Even during the aftermath of the Atlanta cheating scandal, APS’s former superintendent Beverly Hall continued to defend the district’s academic record. Not so fast says Binghamton University Professor Lawrence C. Stedman:
The Atlanta Public Schools system has been rocked by a series of reports documenting widespread cheating on the Georgia state tests. Its reputation, and that of its leaders, has come into question. In response, former superintendent Hall asserts that, despite any cheating, the city’s students made “real and dramatic” progress during her tenure and cites the district’s trends on NAEP as part of her evidence (Hall, 2011). In this report, I analyze Atlanta’s performance on NAEP during the 2000s to assess this contention. I use diverse indicators: district trends, national comparisons, grade equivalents, and percentages of students achieving proficiency. My preliminary assessment is that Atlanta’s progress has been limited and, in many cases, slowed. In spite of a decade of effort, Atlanta’s students still lag 1-2 years behind national averages and vast percentages do not even reach NAEP’s basic level. Less than a fourth of its 4th and 8th graders achieve proficiency, a key national goal; in some subjects and grades, it is as few as a tenth. At current rates, it will take from 50 to 110 years to bring all students to proficiency. Such findings raise profound questions about current approaches to school reform, including No Child Left Behind and Race to the Top. The emphasis on targets and testing is failing and has contributed to cheating across the nation. More fundamentally, it has greatly distorted teaching and undermined authentic learning. While test tampering is a serious problem, we need to re-conceptualize what we mean by cheating. Every day, test-driven, bureaucratically controlled institutions are cheating tens of millions of students out of a genuine education. That is the real scandal.
No Child Left Behind has been the new status quo since 2002. It’s reliance on standardized tests serve as a gold standard for education.
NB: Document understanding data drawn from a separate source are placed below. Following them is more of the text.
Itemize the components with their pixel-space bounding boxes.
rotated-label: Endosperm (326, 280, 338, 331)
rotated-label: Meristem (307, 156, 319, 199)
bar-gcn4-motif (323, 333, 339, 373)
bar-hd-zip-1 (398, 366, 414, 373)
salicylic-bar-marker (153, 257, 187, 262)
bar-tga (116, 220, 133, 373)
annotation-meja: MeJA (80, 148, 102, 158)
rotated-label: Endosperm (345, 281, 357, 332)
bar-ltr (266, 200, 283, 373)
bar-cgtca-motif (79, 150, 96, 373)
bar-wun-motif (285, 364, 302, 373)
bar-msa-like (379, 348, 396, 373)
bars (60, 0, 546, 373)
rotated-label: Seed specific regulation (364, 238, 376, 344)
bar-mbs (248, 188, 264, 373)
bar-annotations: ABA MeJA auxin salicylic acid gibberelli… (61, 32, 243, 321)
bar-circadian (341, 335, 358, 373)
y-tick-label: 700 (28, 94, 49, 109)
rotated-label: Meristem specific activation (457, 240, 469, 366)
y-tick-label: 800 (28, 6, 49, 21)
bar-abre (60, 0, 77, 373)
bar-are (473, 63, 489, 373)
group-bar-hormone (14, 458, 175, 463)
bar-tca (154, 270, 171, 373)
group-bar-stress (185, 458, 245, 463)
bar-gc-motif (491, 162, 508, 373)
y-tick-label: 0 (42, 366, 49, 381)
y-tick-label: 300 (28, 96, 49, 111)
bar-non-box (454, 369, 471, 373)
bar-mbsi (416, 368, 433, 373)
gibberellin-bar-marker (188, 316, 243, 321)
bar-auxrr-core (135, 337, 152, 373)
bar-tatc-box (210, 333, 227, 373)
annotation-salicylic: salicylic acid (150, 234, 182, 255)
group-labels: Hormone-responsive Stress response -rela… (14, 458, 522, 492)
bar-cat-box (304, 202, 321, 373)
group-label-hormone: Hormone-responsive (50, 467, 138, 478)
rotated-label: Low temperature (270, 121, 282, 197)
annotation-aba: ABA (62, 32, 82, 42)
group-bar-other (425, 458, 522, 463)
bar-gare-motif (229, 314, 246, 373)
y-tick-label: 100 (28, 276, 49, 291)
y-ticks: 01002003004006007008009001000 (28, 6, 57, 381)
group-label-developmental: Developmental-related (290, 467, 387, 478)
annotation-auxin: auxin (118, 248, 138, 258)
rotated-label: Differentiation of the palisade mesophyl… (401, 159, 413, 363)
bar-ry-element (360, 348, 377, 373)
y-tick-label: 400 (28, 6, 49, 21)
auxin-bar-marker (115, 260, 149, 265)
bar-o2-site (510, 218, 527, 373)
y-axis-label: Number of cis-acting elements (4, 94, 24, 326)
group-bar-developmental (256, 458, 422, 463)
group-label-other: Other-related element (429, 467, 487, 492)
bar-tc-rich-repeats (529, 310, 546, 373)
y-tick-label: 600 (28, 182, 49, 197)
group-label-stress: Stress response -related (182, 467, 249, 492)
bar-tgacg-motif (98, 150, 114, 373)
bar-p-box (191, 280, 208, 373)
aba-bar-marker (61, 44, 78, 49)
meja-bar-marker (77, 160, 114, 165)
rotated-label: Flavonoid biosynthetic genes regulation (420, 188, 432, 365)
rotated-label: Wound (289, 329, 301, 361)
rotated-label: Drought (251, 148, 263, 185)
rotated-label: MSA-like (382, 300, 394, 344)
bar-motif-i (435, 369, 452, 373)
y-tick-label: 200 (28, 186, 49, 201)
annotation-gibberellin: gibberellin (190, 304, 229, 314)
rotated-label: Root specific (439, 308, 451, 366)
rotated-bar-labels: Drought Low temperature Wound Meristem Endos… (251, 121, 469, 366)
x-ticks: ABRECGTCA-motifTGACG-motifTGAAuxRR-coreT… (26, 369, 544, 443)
Results are used as spreadsheet data to justify the shift of taxpayer dollars from the commitment to the civic tradition of public schools to one driven by profit.
Perhaps it will be that the Atlanta cheating scandal signaled a beginning of the end of sorts – a time when standardized testing began to loose its image as a fair and reliable arbiter of anybody’s accountablity. It was the children who ultimately suffered in Atlanta. Maybe this was the point we finally began to see that attaching kids test scores to dollars to advance the agendas of adults is wrong.